Is academia getting out of the public broadcasting business? “In the past two years, educational licensees in Los Angeles, Detroit, Seattle/Tacoma, Indianapolis, Milwaukee, Portland, Ore., and a number of smaller markets have sold or transferred control of pubcasting stations.” Why? Money. “Educators are selling stations because of their budget woes—to get station subsidies off their backs and/or gain an influx of capital.”

A Roll Call Of Orchestral Mediocrity

Which are the UK’s worst orchestras? wonders Norman Lebrecht. “Competition has never been so fierce. Beyond London lies a marshland of orchestral mediocrity. With the gleaming exceptions of Manchester’s Halle where Mark Elder has wrought wonders, and the City of Birmingham Symphony Orchestra which has adjusted under Sakari Oramo to post-Rattle quietude, the rest of the civic and regional bands are in varying states of disrepair, the legacy of a generation of industrial failure.”

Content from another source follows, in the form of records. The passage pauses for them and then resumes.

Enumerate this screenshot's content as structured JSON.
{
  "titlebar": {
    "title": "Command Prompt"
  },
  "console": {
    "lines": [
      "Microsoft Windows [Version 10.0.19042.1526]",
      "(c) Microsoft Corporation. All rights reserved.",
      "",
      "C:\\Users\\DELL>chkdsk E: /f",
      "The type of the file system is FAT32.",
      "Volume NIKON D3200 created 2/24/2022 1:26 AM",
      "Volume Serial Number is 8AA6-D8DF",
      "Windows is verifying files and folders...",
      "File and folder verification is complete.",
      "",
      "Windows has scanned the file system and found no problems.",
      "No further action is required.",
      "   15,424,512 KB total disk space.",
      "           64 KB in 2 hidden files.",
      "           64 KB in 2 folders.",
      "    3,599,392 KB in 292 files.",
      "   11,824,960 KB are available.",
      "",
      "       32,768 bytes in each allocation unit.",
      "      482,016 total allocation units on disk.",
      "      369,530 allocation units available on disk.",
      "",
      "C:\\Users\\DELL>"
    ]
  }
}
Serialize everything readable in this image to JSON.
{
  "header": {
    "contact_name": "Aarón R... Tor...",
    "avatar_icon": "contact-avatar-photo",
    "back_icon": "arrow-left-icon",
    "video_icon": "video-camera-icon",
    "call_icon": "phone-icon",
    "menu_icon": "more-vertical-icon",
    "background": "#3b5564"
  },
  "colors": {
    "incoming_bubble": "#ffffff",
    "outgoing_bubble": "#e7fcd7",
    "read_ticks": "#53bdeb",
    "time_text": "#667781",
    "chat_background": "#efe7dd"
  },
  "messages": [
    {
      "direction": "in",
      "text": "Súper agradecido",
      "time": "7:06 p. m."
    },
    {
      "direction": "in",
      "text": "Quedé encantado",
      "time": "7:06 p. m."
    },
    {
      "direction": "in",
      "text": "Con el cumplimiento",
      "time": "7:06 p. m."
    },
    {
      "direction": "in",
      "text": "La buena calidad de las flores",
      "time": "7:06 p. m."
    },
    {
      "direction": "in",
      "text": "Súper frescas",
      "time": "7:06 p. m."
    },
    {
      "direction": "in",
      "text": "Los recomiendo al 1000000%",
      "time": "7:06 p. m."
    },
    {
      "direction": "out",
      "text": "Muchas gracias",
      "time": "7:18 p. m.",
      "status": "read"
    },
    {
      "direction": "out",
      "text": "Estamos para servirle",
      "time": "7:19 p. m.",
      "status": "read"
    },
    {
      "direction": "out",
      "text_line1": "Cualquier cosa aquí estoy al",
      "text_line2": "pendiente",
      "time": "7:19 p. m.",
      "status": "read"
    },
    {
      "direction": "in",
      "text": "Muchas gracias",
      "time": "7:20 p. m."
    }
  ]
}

Broad Vision – A Museum Donor Who Calls The Shots

When philanthropist Eli Broad gave the LA County Museum of Art $50 million for its building project, he also won the right to pick the project’s architect. “Relations between museums and donors get especially dicey during building campaigns, when dreams of grandeur call for creative fundraising and arm-twisting. But in a philanthropic culture that prides itself on snagging big money without ceding control, the L.A. museum’s plan is a special case. The effort to transform LACMA’s melange of buildings into an elegant unity strikes a precarious balance of power with the major donor.”

Looking At What’s Original (And How You Decide)

This summer the Globe Theatre in London produced Shakespeare using the original olde English pronunciations. And at the Proms, the Orchestra of the Age of Enlightenment performed Wagner in period-instrument configuration. “Both were revelatory. Both pointed toward new ideas for staging Shakespeare and Wagner, and both perhaps suggested new ideas about the very nature of spoken and sung drama today.”

Art Of The Hotel

“Hotel art, once the mainstay of washed-out reproduced masterpieces and the butt of bad jokes, has recently acquired a bold new lease on life. Forget the Frette linens, celebrity chefs and Aveda bath products. To stay on top of the game, luxury high-end chains and boutique hotels must now provide their guests with cultural stimulation too, which is why a growing number of hoteliers in Canada and around the world are investing in serious modern-art collections to spice up their designer lobbies.”